Face aux accusations récurrentes de misogynie venue d’Occident, le président turc Recep Tayyip Erdogan a rappelé la vision de la femme développée par le judaïsme.
Des propos rapportés par le quotidien turc Hurriyet :
« Je m’adresse à ceux qui parlent des droits des femmes. Pourquoi ne pas élever vos voix contre les juifs, qui remercient Dieu dans leurs prières de ne pas avoir été créés en tant que femmes ? Existe-t-il une logique plus avilissante pour les femmes que celle-ci ? »
Une déclaration qui n’a rien de fantaisiste, comme en témoigne cet article du Monde du 29 décembre 2011 :
« Des femmes à qui on demande d’aller s’asseoir au fond du bus pour ne pas troubler les hommes dans leur voyage, des femmes que l’on fait taire au prétexte que leur voix constituerait, selon les textes religieux, “une nudité”, des trottoirs séparés entre les sexes dans certains quartiers, des publicités où des visages de femme sont arrachés, des passantes insultées et humiliées parce que leur chevelure n’est pas assez couverte ou leurs manches pas assez longues.
Ces scènes se sont passées dans plusieurs villes israéliennes, Ashdod, Jérusalem, Bet Shemesh... où des groupuscules ultraorthodoxes tentent d’effacer ou de voiler la présence féminine dans la sphère publique. »

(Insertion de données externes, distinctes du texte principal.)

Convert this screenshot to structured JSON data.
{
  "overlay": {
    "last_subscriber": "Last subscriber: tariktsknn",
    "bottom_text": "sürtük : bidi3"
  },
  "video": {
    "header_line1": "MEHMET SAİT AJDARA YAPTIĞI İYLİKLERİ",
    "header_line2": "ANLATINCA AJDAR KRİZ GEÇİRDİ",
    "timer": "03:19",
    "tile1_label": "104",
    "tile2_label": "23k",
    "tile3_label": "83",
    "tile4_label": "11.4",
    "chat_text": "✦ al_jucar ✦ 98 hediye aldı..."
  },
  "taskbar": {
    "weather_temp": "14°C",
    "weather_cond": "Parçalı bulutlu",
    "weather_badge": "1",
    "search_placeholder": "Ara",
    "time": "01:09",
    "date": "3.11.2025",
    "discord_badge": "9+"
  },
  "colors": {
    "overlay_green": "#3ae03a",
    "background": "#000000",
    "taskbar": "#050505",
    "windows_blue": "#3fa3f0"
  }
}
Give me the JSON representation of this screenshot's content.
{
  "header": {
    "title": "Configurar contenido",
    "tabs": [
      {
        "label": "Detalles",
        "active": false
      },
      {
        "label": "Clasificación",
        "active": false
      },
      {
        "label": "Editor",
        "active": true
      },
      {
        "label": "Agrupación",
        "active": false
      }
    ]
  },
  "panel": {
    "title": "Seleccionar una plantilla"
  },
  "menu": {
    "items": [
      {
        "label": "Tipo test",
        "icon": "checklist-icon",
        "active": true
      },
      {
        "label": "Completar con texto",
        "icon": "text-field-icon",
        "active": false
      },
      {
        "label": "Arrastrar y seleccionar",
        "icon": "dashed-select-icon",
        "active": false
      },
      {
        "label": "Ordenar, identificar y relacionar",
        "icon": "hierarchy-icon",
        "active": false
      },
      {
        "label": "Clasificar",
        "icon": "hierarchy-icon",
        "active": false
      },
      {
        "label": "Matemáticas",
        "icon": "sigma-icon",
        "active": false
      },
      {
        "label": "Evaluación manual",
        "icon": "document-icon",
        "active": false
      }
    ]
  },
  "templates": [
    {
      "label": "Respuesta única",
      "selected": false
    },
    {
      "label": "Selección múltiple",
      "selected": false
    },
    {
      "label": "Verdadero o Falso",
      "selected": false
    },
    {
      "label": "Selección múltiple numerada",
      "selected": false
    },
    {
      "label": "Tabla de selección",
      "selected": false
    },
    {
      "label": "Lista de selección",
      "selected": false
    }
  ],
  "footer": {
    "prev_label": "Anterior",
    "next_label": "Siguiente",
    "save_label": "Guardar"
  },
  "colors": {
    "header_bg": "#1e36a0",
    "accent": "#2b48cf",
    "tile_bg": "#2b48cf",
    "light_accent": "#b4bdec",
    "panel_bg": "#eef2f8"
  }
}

La sortie du président turc s’ajoute à ses nombreuses prises de positions antisionistes depuis l’opération militaire israélienne de décembre 2008-janvier 2009 dans la bande de Gaza. Alors que l’attaque venait de s’achever (895 civils palestiniens assassinés), le Premier ministre turc avait notamment quitté un débat avec Shimon Peres, le 29 janvier 2009, au Forum économique mondial à Davos. Un coup d’éclat dû à une interruption de son argumentaire par le modérateur du débat, qui n’était pas intervenu pendant le vibrant plaidoyer de 25 minutes du président israélien et prix Nobel de la paix en faveur de l’attaque de Gaza par Tsahal. Un court discours dans lequel Erdogan s’était permis de citer le jazzman juif antisioniste Gilad Atzmon :
À cette époque, les relations diplomatiques turco-israéliennes s’étaient nettement refroidies et lors d’une visite à Paris en avril 2010, Recep Tayyip Erdogan, alors Premier ministre, avait qualifié Israël de « principale menace pour la paix régionale ». Le mois suivant, l’attaque par Tsahal d’une flottille humanitaire turque pour Gaza provoquait une rupture temporaire des liens diplomatiques entre les deux pays. En 2013, Erdogan s’était même retrouvé à la deuxième place du « classement mondial des antisémites » établi par le Centre Simon Wiesenthal. Cette année-là, des membres de son gouvernement avaient imputé à la « diaspora juive » la responsabilité des manifestations antigouvernement de décembre 2013. Puis Erdogan, alors Premier ministre, avait estimé que le renversement militaire de Mohamed Morsi en Égypte avait été instigué par Israël.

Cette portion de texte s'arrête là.